Laos has a small population, a hilly terrain with a lot of subsistence farming and fishing, and it’s sandwiched between China, Vietnam, Thailand and Cambodia. Its economy is pretty dependent on those neighbors, especially China — but some think connecting more strongly with other ASEAN countries and the United States is part of a shift away from that dependency.

“It’s trying to diversify, trying to depend more on Vietnam and other countries so that it does not have to rely excessively on China,” said Thitinan Pongsudhirak, who heads the Institute of Security and International Studies at Chulalongkorn University in Bangkok, Thailand.

Amy Searight, a senior adviser and director of the Southeast Asia Program at the Center for Strategic and International Studies, said the U.S. is encouraging that shift.

“Having an independent Laos is important for the United States,” she said.

The U.S. is concerned about the balance of power in the region and generally keeping China in check.

Much of Laos’ recent development is a result of international involvement: hydropower is the biggest industry, and there has also been international investment in mining and gas over the last few decades.

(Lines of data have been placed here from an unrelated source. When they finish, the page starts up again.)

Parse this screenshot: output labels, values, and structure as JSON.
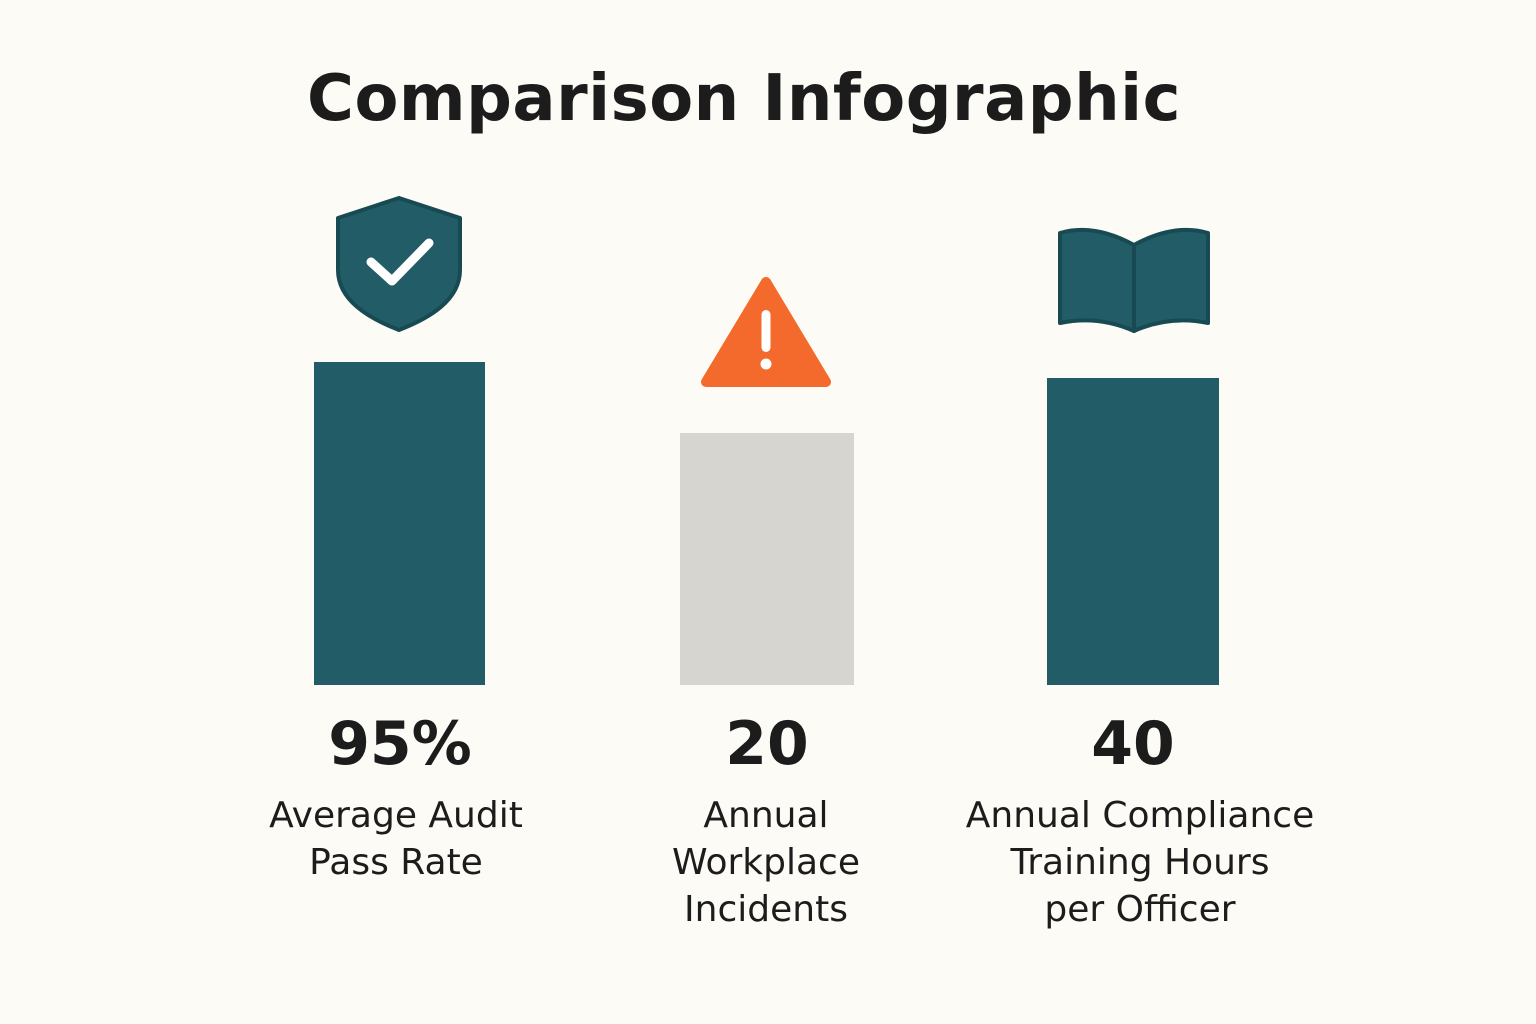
{
  "title": "Comparison Infographic",
  "colors": {
    "background": "#fcfbf6",
    "teal": "#225c66",
    "gray": "#d6d5d0",
    "warning": "#f46a2d",
    "text": "#1c1c1c"
  },
  "chart_data": {
    "type": "bar",
    "title": "Comparison Infographic",
    "categories": [
      "Average Audit\nPass Rate",
      "Annual\nWorkplace\nIncidents",
      "Annual Compliance\nTraining Hours\nper Officer"
    ],
    "values": [
      95,
      20,
      40
    ],
    "value_labels": [
      "95%",
      "20",
      "40"
    ],
    "icons": [
      "shield-check-icon",
      "warning-icon",
      "book-icon"
    ],
    "bar_colors": [
      "#225c66",
      "#d6d5d0",
      "#225c66"
    ],
    "grid": false,
    "legend": "none"
  }
}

Searight said Lao’s communist government has supported letting outside investors build dams.

“It sees this development of its electricity generation as really important to its economic future.”

But opening up Laos to development hasn’t always benefitted the Lao people.

“The benefits are not being evenly distributed, nor are the costs,” said Ian Baird, a geographer at the University of Wisconsin.

The dams on the Mekong and other rivers displace people, and cause problems for fish, a main food source for locals, but the power mostly gets sold to other countries.

Other types of development, like large-scale agriculture, have also displaced people. And while poverty has somewhat lessened over the last couple decades, inequality has grown.

Another important symbolic aspect of Obama’s visit to the country is the U.S. military’s history there: the U.S. secretly bombed Laos during the Vietnam war, killing and displacing tens of thousands of people. The war left behind around 80 million cluster bombs in Laos that continue to injure and kill people in explosions, and efforts to safely remove them have been slow.